The order to remove the 120-member unit came from Maj. General Francis Kearney, who commands U.S. Special Operations forces in the Middle East and central Asia, after local anger over the March 4 fighting hampered their mission.
“General Kearney assessed that the relationship was damaged to the point that the unit could not as effectively conduct counterinsurgency operations, so he moved them out,” said spokesman Lt. Col. Lou Leto.
Afghan officials say U.S. Marines shot dead at least 10 people during fighting outside Jalalabad, a city in eastern Afghanistan near Pakistan.

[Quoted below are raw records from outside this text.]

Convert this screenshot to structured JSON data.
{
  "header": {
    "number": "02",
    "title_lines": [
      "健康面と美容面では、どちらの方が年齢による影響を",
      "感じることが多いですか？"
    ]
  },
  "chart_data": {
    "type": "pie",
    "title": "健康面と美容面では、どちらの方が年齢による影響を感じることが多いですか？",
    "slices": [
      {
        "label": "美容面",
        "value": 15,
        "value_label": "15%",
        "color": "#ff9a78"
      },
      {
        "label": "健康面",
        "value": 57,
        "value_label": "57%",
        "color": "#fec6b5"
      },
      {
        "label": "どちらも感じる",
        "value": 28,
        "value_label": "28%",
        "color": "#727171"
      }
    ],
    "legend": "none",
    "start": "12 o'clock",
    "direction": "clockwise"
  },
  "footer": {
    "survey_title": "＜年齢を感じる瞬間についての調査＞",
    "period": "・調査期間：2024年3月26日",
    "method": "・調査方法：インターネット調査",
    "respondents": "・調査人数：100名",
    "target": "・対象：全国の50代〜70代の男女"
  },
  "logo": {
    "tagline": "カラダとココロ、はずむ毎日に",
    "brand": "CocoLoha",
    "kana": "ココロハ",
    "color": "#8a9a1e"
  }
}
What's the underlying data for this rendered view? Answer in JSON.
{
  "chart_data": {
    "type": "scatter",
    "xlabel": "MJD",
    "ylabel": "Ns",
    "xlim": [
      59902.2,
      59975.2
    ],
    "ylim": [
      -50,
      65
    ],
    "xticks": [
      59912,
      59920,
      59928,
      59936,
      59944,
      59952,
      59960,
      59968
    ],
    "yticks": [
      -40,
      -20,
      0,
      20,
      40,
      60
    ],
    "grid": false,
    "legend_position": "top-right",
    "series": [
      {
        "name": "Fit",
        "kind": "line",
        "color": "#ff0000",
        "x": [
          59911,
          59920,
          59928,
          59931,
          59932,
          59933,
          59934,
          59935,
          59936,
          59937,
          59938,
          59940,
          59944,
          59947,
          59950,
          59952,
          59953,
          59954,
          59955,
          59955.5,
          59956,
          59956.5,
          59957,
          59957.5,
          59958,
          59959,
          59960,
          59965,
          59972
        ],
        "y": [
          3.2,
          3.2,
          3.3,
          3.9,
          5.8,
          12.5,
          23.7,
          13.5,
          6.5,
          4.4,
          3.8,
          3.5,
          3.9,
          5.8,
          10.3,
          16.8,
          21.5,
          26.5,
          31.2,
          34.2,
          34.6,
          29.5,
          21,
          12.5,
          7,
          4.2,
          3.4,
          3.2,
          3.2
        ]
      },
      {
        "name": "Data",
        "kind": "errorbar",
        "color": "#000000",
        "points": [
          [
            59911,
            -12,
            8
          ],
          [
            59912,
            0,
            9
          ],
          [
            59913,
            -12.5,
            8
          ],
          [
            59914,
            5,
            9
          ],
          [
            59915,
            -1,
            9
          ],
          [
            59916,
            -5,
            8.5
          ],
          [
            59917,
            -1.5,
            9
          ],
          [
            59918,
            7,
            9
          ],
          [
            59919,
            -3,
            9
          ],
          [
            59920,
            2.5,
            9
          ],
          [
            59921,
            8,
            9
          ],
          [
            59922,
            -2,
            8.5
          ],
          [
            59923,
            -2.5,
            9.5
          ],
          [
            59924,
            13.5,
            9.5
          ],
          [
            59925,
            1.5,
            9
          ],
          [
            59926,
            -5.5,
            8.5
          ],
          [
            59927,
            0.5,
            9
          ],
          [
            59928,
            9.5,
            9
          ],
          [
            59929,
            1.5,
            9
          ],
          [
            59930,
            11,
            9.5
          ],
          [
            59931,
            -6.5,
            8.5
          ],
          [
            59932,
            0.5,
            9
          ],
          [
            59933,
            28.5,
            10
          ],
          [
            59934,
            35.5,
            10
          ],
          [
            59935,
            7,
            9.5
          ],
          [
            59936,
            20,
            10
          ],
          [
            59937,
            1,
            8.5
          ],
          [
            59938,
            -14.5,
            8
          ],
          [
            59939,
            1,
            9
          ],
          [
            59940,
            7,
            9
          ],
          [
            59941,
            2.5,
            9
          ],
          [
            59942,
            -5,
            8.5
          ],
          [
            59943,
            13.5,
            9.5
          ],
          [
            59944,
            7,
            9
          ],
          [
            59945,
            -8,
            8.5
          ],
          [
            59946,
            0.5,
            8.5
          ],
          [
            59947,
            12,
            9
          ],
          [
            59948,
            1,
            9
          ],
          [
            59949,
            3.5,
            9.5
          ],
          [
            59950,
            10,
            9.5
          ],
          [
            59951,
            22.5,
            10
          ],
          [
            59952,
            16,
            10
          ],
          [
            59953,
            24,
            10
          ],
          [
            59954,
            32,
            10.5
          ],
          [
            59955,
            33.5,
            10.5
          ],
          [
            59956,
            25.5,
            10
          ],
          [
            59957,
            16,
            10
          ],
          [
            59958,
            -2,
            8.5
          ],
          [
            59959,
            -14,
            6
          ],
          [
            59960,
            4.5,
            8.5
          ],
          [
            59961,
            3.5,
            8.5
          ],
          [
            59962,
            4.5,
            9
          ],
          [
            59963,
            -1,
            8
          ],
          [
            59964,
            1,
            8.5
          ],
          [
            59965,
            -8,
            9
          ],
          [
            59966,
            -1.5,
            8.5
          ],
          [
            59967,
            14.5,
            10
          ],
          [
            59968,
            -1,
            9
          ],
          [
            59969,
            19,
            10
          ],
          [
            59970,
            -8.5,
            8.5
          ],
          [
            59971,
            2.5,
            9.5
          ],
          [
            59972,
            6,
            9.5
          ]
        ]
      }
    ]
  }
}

New York-based Human Rights Watch says between eight and 16 civilians were killed.
Hundreds protested against the U.S. military after the violence and President Hamid Karzai condemned the incident.
The U.S. military at the time cited a “complex” Taliban ambush involving a suicide car bombing and gunfire in a populated area.
The military said the Marines, members of a highly trained special operations force, fired in self-defense and that 16 civilians died in the suicide raid and subsequent fighting. The group was several months into a six-month deployment.
The U.S. military has since opened an investigation into the deaths. Leto said that an investigating officer had visited the area to interview local people.
No provincial or central Afghan government official has confirmed the U.S. military’s account that the convoy came under rebel attack.
Two provincial Afghan government officials said at the time that 10 civilians were killed and more than 25 wounded. Some of the injured who were hospitalized said U.S. soldiers just opened fire.
Analysts say the killing of civilians by NATO and U.S. troops is sapping public support for the foreign mission in Afghanistan.